Figure 20: HiFiMan HE1000se left driver 94 dBA 1/10 decade pink spectrum multi-tone, tones below 100 Hz truncated. Here, the treble distortion was still salient. Though the single-tone sweep harmonic distortion between 100 Hz to 500 Hz was comparable to the EQed ATH-M50xBT, the HE1000se has notably better multi-tone distortion in that range.
Conclusion
Though different headphones may show comparable single-tone sweep harmonic distortion performance within a given frequency band, they can still differ significantly in their multi-tone distortion performance for those bands.

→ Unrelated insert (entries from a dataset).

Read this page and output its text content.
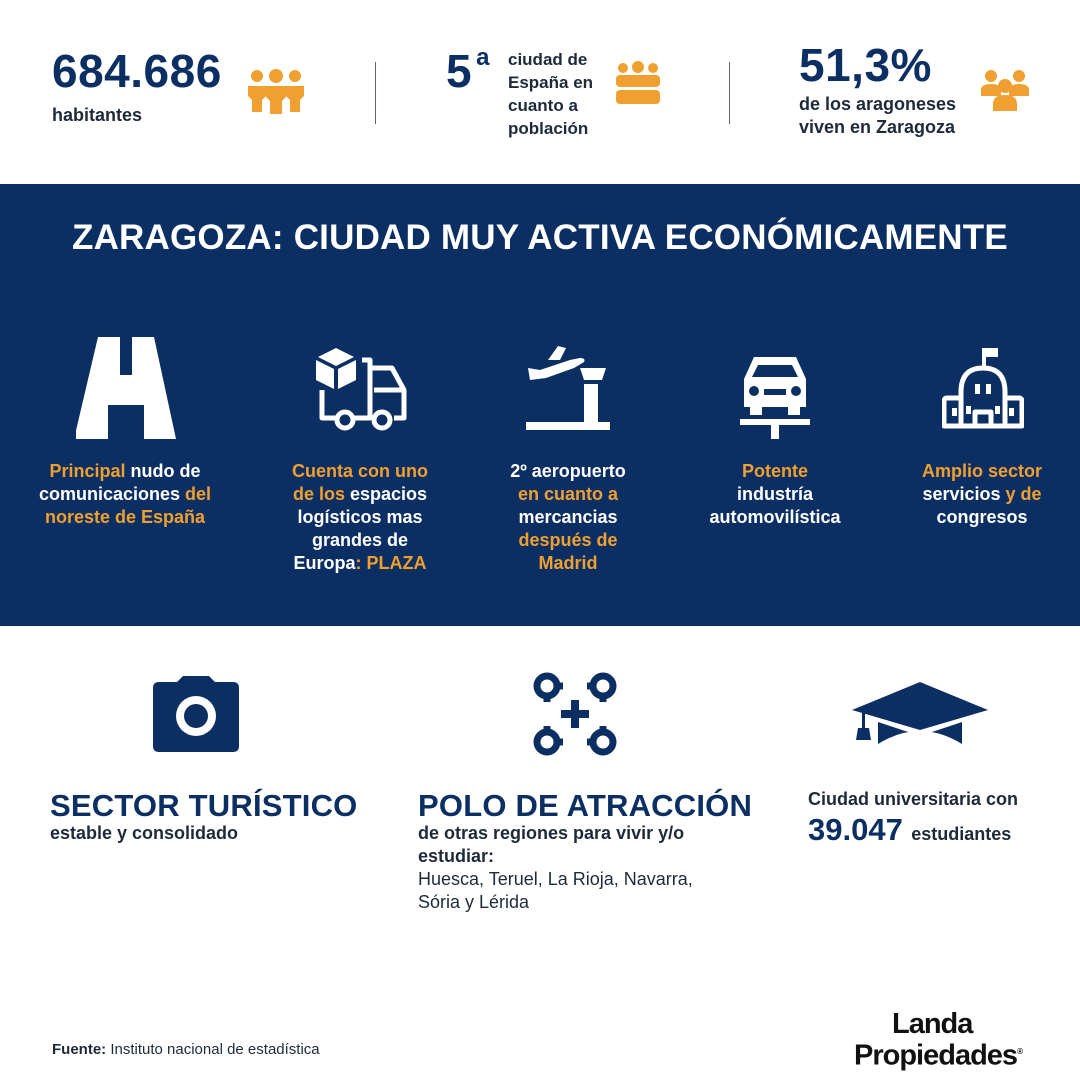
684.686
habitantes
5 $^a$ ciudad de
España en
cuanto a
población
51,3%
de los aragoneses
viven en Zaragoza
ZARAGOZA: CIUDAD MUY ACTIVA ECONÓMICAMENTE
Principal nudo de
comunicaciones del
noreste de España
Cuenta con uno
de los espacios
logísticos mas
grandes de
Europa: PLAZA
2º aeropuerto
en cuanto a
mercancias
después de
Madrid
Potente
industría
automovilística
Amplio sector
servicios y de
congresos
SECTOR TURÍSTICO
estable y consolidado
POLO DE ATRACCIÓN
de otras regiones para vivir y/o
estudiar:
Huesca, Teruel, La Rioja, Navarra,
Sória y Lérida
Ciudad universitaria con
39.047 estudiantes
Fuente: Instituto nacional de estadística
Landa
Propiedades®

As such, multi-tone distortion measurements may provide another meaningful and more practical (insofar as most music comprises a substantial superposition of tones) means for assessing the comparative performance between headphones. Sure, maybe even my HE1000se's multi-tone distortion may not be audible in practical listening, but multi-tone spuriae close to the noise floor would be quite a badge of exceptionality giving consumers full confidence in the inaudibility of distortion artifacts through the given headphone. Likewise, where manufacturers may be content with achievement under the harmonic distortion metric, others might be found to still be quite competitive in the multi-tone distortion metric, encouraging further technological competition and progress.
- Again, this post excluded measurements of certain headphones that would have provided a more compelling case, but these cannot be shared unless the other party were to share their context or match the pink spectrum multi-tone and the levels thereof and convincingly demonstrate a discrepancy from my measurements.
Likewise, under the case that the measurement system is capable of showing higher-order harmonic distortion, these had ought to be checked at least up to the fifth harmonic to reveal any surprises or evince concerning issues with a new design choice.
For consideration
Should such multi-tone distortion measurements be adopted, it would be up to debate what parameters should be used. As seen here, I had chosen a pink spectrum as a practical average for music. A rectangular window should have a sufficiently high dynamic range for transducer measurements, and should supply the highest frequency resolution and floor particularly in the bass, especially when using up to a 4M FFT length provided that DAC to ADC sample synchronization is ensured. 1/24 octave measurements as in https://www.audiosciencereview.com/...n-susvara-headphone-review.50705/post-1888972 (post #1,183) are a reasonable extreme, but obscure resolution in the bass which is better seen with 1/20 or 1/10 decade multi-tone. Another multi-tone signal may be decided upon. For volume normalization, I chose 94 dBA for 1/10 decade pink spectrum multi-tone and 100 dBA for 1/24 octave pink spectrum multi-tone as approximating the perceived loudness of some of the loudest live orchestral tutties; this or whether to instead use dBC or a single tone may also be deliberated. Consideration may also be given to normalizing headphones to a reference EQ profile for a fairer comparison of driver distortion capability in yielding the same tonality.